The Montana limits specified for double-trailer combinations by the ISTEA freeze are 137,800 pounds GVW on I-15 between Shelby, Montana and the Montana/Alberta border and 131,060 pounds on the other Interstate highways and a box length of 93 feet on NN highways. For triple- trailer combinations the GVW limit is also 131,060 pounds, but the box length is longer at 100 feet on NN highways. Permits are required to operate at greater than 80,000 pounds GVW on IS highways. These are obtained across the counter for a fee. Once the permit is obtained, the carrier must at any time be able to demonstrate that the vehicle is in compliance with the axle weight limits and Bridge Formula B to on-road enforcement personnel.

The basis of the 131,060 pounds GVW ISTEA cap is that Montana limits all vehicles to a maximum of nine axles and limits total combination length. When combined with Montana's overall length limit of 105 feet (with cab over tractors) and 110 feet (with conventional tractors), and complying with both the inner and outer requirements of Bridge Formula B, 131,060 pounds was estimated by Montana to be the maximum practical GVW for a nine-axle unit at the time of the freeze.
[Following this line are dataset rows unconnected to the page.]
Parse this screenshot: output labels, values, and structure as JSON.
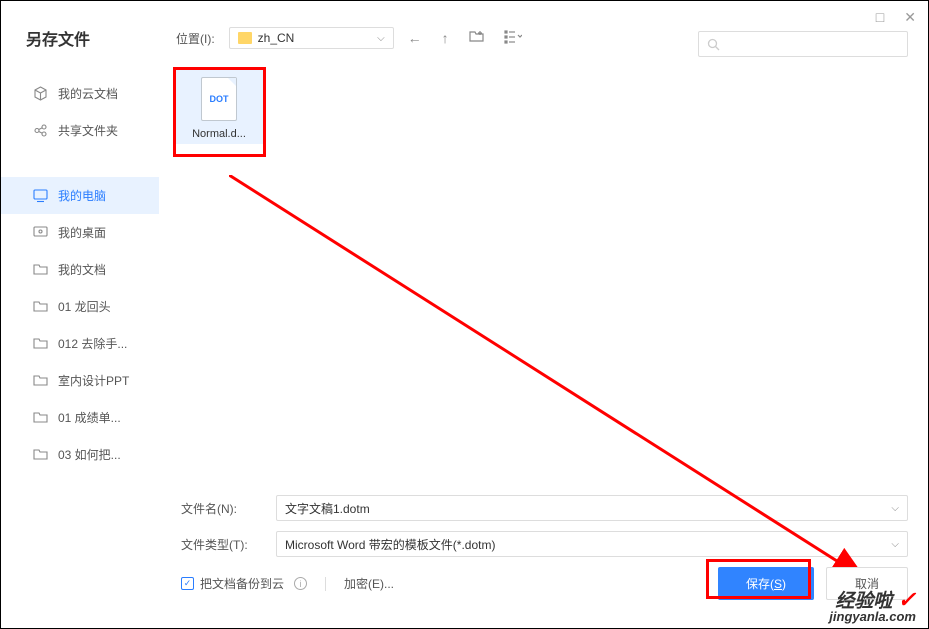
{
  "window": {
    "title": "另存文件",
    "maximize": "□",
    "close": "✕"
  },
  "location": {
    "label": "位置(I):",
    "folder": "zh_CN"
  },
  "search": {
    "placeholder": ""
  },
  "sidebar": {
    "items": [
      {
        "label": "我的云文档"
      },
      {
        "label": "共享文件夹"
      },
      {
        "label": "我的电脑"
      },
      {
        "label": "我的桌面"
      },
      {
        "label": "我的文档"
      },
      {
        "label": "01 龙回头"
      },
      {
        "label": "012 去除手..."
      },
      {
        "label": "室内设计PPT"
      },
      {
        "label": "01 成绩单..."
      },
      {
        "label": "03 如何把..."
      }
    ]
  },
  "files": {
    "item": {
      "type": "DOT",
      "name": "Normal.d..."
    }
  },
  "bottom": {
    "filename_label": "文件名(N):",
    "filename_value": "文字文稿1.dotm",
    "filetype_label": "文件类型(T):",
    "filetype_value": "Microsoft Word 带宏的模板文件(*.dotm)",
    "backup_label": "把文档备份到云",
    "encrypt_label": "加密(E)...",
    "save_button": "保存(",
    "save_key": "S",
    "save_close": ")",
    "cancel_button": "取消"
  },
  "watermark": {
    "top": "经验啦",
    "bottom": "jingyanla.com"
  }
}
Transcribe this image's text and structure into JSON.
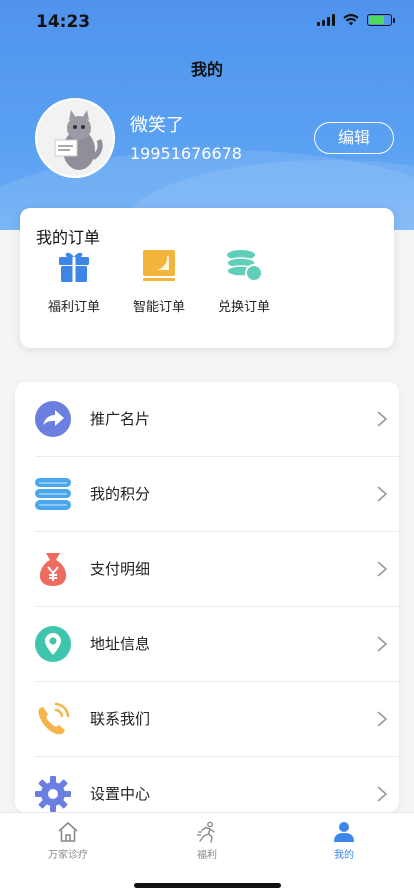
{
  "status_bar": {
    "time": "14:23"
  },
  "header": {
    "title": "我的"
  },
  "profile": {
    "username": "微笑了",
    "phone": "19951676678",
    "edit_label": "编辑",
    "avatar_icon": "cat-avatar-icon"
  },
  "orders": {
    "title": "我的订单",
    "items": [
      {
        "label": "福利订单",
        "icon": "gift-icon",
        "color": "#3d86e8"
      },
      {
        "label": "智能订单",
        "icon": "monitor-icon",
        "color": "#f2b43a"
      },
      {
        "label": "兑换订单",
        "icon": "coins-icon",
        "color": "#5fcfb9"
      }
    ]
  },
  "menu": {
    "items": [
      {
        "label": "推广名片",
        "icon": "share-arrow-icon",
        "color": "#6b7fe0"
      },
      {
        "label": "我的积分",
        "icon": "points-stack-icon",
        "color": "#4aa7ee"
      },
      {
        "label": "支付明细",
        "icon": "money-bag-icon",
        "color": "#ef6a5f"
      },
      {
        "label": "地址信息",
        "icon": "location-pin-icon",
        "color": "#3fc4ad"
      },
      {
        "label": "联系我们",
        "icon": "phone-icon",
        "color": "#f5b54a"
      },
      {
        "label": "设置中心",
        "icon": "settings-gear-icon",
        "color": "#6b7fe0"
      }
    ]
  },
  "tabbar": {
    "items": [
      {
        "label": "万家诊疗",
        "icon": "home-icon",
        "active": false
      },
      {
        "label": "福利",
        "icon": "runner-icon",
        "active": false
      },
      {
        "label": "我的",
        "icon": "user-icon",
        "active": true
      }
    ],
    "active_color": "#3d86e8",
    "inactive_color": "#8a8a8a"
  },
  "colors": {
    "header_blue": "#4f93ee"
  }
}
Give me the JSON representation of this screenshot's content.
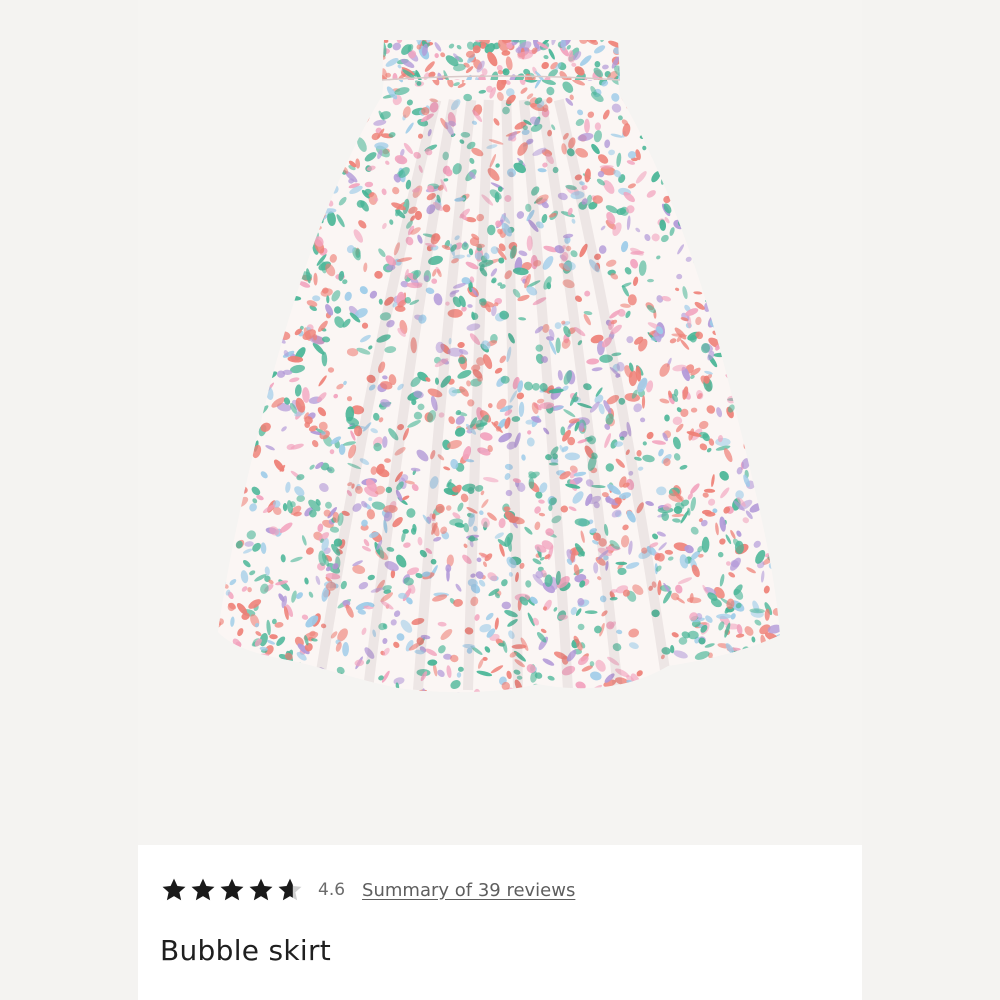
{
  "product": {
    "image_alt": "Floral bubble skirt",
    "colors": {
      "petal_coral": "#ee7f76",
      "petal_pink": "#f2a3be",
      "leaf_green": "#48b596",
      "leaf_blue": "#9ccbe8",
      "petal_lilac": "#b39ad8",
      "fabric_base": "#fbf6f4"
    },
    "rating": {
      "value": "4.6",
      "stars_filled": 4.6,
      "stars_total": 5,
      "reviews_link": "Summary of 39 reviews"
    },
    "name": "Bubble skirt"
  }
}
Split tandems are used on five-axle tractor-semitrailers to achieve 86,000 pounds GVW. They are used in interstate weigh-out operations such as lumber haul and in local gravel haul.

Grain haul is often done in Rocky Mountain A-train doubles. These units use long drawbars (16 or more feet) to stretch the distance between axles to achieve a higher allowable GVW in accordance with Bridge Formula B. One recent development is the use of a cab-controlled air pressure device which can stretch or contract the drawbar while the vehicle is moving.

Large truck-trailer combinations are used in Montana. These combinations employ a long drawbar (up to 20 feet) designed to increase the allowable gross weight in accordance with Bridge Formula B. One example is a combination of a four-axle straight truck, with a single lift axle, coupled with an eighteen-foot drawbar to a four-axle trailer, having two sets of wide-base tires on tandem axles with a total length of as much as 110 feet.